The cavity laser works like sonar, he says. Laser light is reflected off teeth and "when there is a cavity present, that light will reflect off the tooth at a different rate," he says.

"That's been a tremendous advance - cavity detection and then cavity preparation with the laser tool," Prather says.

"We're in an age where kids don't have to be needle-phobic," says Rita Schoppert, a dental assistant in Barney's practice. "These are my favorite," she says, pointing to the laser equipment filling up a patient station. "Every day when we use this, we say, 'What did we do before the laser?'"

Dentistry goes interactive


New technology is making dentistry more of an interactive experience for patients.

Some dentists have folded digital imaging into their practices to show patients how they will look after a dental procedure.

Dr. Kenneth Barney of Hedgesville, W.Va., uses the imaging especially when discussing cosmetic dentistry with patients.

With specialized software, a dental assistant can take a picture of a patient's teeth, import the image into the digital imaging program and make changes to show how a porcelain veneer or whitening procedure would change the appearance of their smile.
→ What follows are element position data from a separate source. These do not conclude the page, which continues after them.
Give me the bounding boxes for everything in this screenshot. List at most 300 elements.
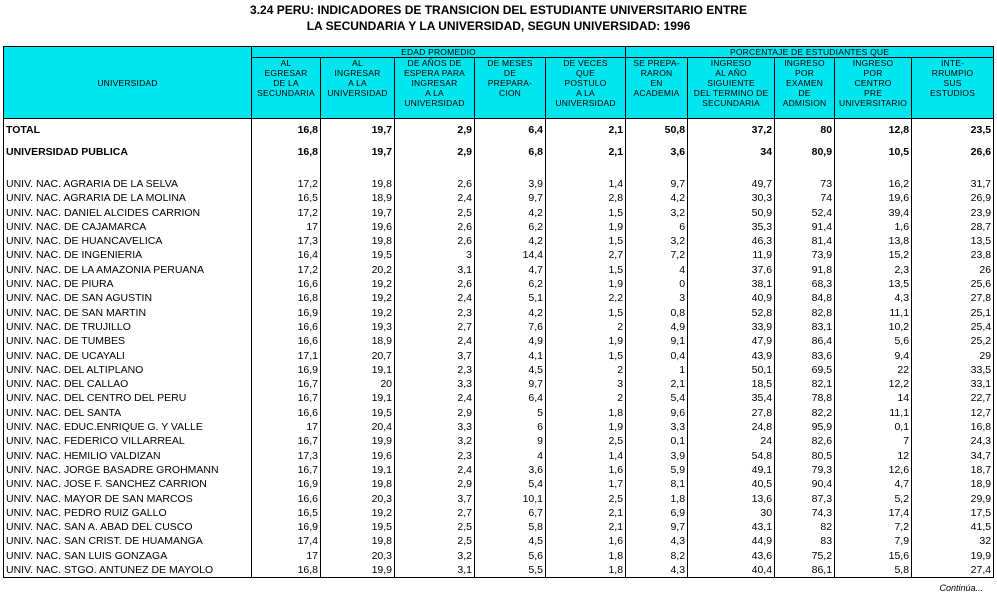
table-row	[4, 449, 994, 463]
column-header-line: CION	[498, 88, 522, 98]
table-cell: 19,9	[321, 434, 395, 448]
table-cell: 4,7	[475, 263, 546, 277]
table-cell: 1,5	[546, 263, 626, 277]
table-cell: 7	[835, 434, 912, 448]
table-cell: 82,6	[775, 434, 835, 448]
column-header-line: UNIVERSIDAD	[327, 88, 388, 98]
table-cell: 2,6	[395, 234, 475, 248]
empty-cell	[626, 163, 688, 177]
table-cell: 20,3	[321, 549, 395, 563]
university-name: UNIV. NAC. DE SAN AGUSTIN	[4, 291, 252, 305]
table-cell: 81,4	[775, 234, 835, 248]
university-name: UNIV. NAC. DE HUANCAVELICA	[4, 234, 252, 248]
table-cell: 5,2	[835, 492, 912, 506]
empty-cell	[688, 163, 775, 177]
table-cell: 52,4	[775, 206, 835, 220]
table-cell: 6,8	[475, 141, 546, 163]
table-row	[4, 377, 994, 391]
table-cell: 13,8	[835, 234, 912, 248]
table-row	[4, 563, 994, 578]
column-header-line: POR	[863, 68, 883, 78]
table-cell: 1,6	[835, 220, 912, 234]
university-name: UNIV. NAC. DE CAJAMARCA	[4, 220, 252, 234]
table-row	[4, 492, 994, 506]
column-header-line: POSTULO	[564, 78, 607, 88]
table-cell: 4,3	[626, 563, 688, 578]
column-header-line: DE VECES	[563, 58, 608, 68]
table-cell: 17,2	[252, 263, 321, 277]
table-cell: 5,6	[835, 334, 912, 348]
table-cell: 2,9	[395, 141, 475, 163]
table-cell: 2,6	[395, 277, 475, 291]
table-cell: 1,6	[546, 534, 626, 548]
table-cell: 19,6	[835, 191, 912, 205]
table-cell: 3,1	[395, 263, 475, 277]
table-cell: 17,1	[252, 349, 321, 363]
table-cell: 2,1	[626, 377, 688, 391]
column-header-line: CENTRO	[854, 78, 892, 88]
table-row	[4, 534, 994, 548]
university-name: UNIV. NAC. DE TRUJILLO	[4, 320, 252, 334]
table-cell: 26,9	[912, 191, 994, 205]
table-cell: 1,5	[546, 306, 626, 320]
column-header	[912, 58, 994, 119]
table-cell: 9	[475, 434, 546, 448]
university-name: UNIV. NAC. PEDRO RUIZ GALLO	[4, 506, 252, 520]
table-cell: 12,8	[835, 119, 912, 142]
table-cell: 8,2	[626, 549, 688, 563]
table-cell: 73,9	[775, 248, 835, 262]
table-cell: 75,2	[775, 549, 835, 563]
table-cell: 2,3	[395, 363, 475, 377]
table-row	[4, 263, 994, 277]
column-header-line: DE MESES	[487, 58, 533, 68]
table-cell: 1,4	[546, 177, 626, 191]
table-cell: 68,3	[775, 277, 835, 291]
table-cell: 0	[626, 277, 688, 291]
table-cell: 16,6	[252, 320, 321, 334]
table-cell: 82,1	[775, 377, 835, 391]
table-cell: 19,5	[321, 406, 395, 420]
table-cell: 17,4	[835, 506, 912, 520]
university-name: UNIV. NAC. SAN CRIST. DE HUAMANGA	[4, 534, 252, 548]
table-cell: 34,7	[912, 449, 994, 463]
table-cell: 74	[775, 191, 835, 205]
table-cell: 2,4	[395, 463, 475, 477]
university-name: TOTAL	[4, 119, 252, 142]
column-header-line: UNIVERSIDAD	[555, 98, 616, 108]
table-cell: 16,5	[252, 506, 321, 520]
table-cell: 1,9	[546, 277, 626, 291]
column-header-line: ADMISION	[782, 98, 827, 108]
university-name: UNIV. NAC. DANIEL ALCIDES CARRION	[4, 206, 252, 220]
table-cell: 5,5	[475, 563, 546, 578]
table-cell: 1,6	[546, 463, 626, 477]
table-row	[4, 391, 994, 405]
table-cell: 91,4	[775, 220, 835, 234]
table-cell: 78,8	[775, 391, 835, 405]
column-header-line: DE AÑOS DE	[407, 58, 462, 68]
table-cell: 69,5	[775, 363, 835, 377]
table-row	[4, 477, 994, 491]
table-row	[4, 191, 994, 205]
table-cell: 83,1	[775, 320, 835, 334]
table-cell: 4	[475, 449, 546, 463]
table-cell: 2,6	[395, 220, 475, 234]
table-cell: 2,5	[546, 492, 626, 506]
table-cell: 44,9	[688, 534, 775, 548]
table-cell: 7,2	[835, 520, 912, 534]
table-cell: 16,6	[252, 492, 321, 506]
table-cell: 82,2	[775, 406, 835, 420]
table-cell: 19,1	[321, 463, 395, 477]
table-cell: 4,2	[475, 306, 546, 320]
table-cell: 7,2	[626, 248, 688, 262]
table-cell: 10,1	[475, 492, 546, 506]
table-cell: 15,6	[835, 549, 912, 563]
table-row	[4, 248, 994, 262]
table-cell: 11,9	[688, 248, 775, 262]
table-cell: 17	[252, 549, 321, 563]
table-cell: 50,8	[626, 119, 688, 142]
university-name: UNIV. NAC. DE LA AMAZONIA PERUANA	[4, 263, 252, 277]
university-name: UNIV. NAC. HEMILIO VALDIZAN	[4, 449, 252, 463]
table-cell: 74,3	[775, 506, 835, 520]
column-header-line: INGRESO	[710, 58, 752, 68]
table-row	[4, 549, 994, 563]
table-cell: 2	[546, 391, 626, 405]
table-cell: 16,6	[252, 406, 321, 420]
table-cell: 19,1	[321, 391, 395, 405]
table-cell: 1,5	[546, 349, 626, 363]
table-row	[4, 206, 994, 220]
table-cell: 3	[546, 377, 626, 391]
table-cell: 0,1	[835, 420, 912, 434]
table-row	[4, 320, 994, 334]
table-cell: 6,4	[475, 119, 546, 142]
table-cell: 5,4	[626, 391, 688, 405]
Barney's wife, Laine Barney, says the digital imaging helps patients decide what is right for them when considering a cosmetic procedure.

"The better informed your patients, the better choices they can make for themselves," she says.

Dr. Richard Prather III of Dental Design Studio Inc. in Hagerstown says he's using an intraoral camera to better educate patients about what is going on in their mouth.

With the camera, "we're able to increase the size of what I see so that the patient can see the same thing," he says.

Providing the patient a clear view of what is going on in the cracks and crevices of the teeth helps the patient understand diagnoses.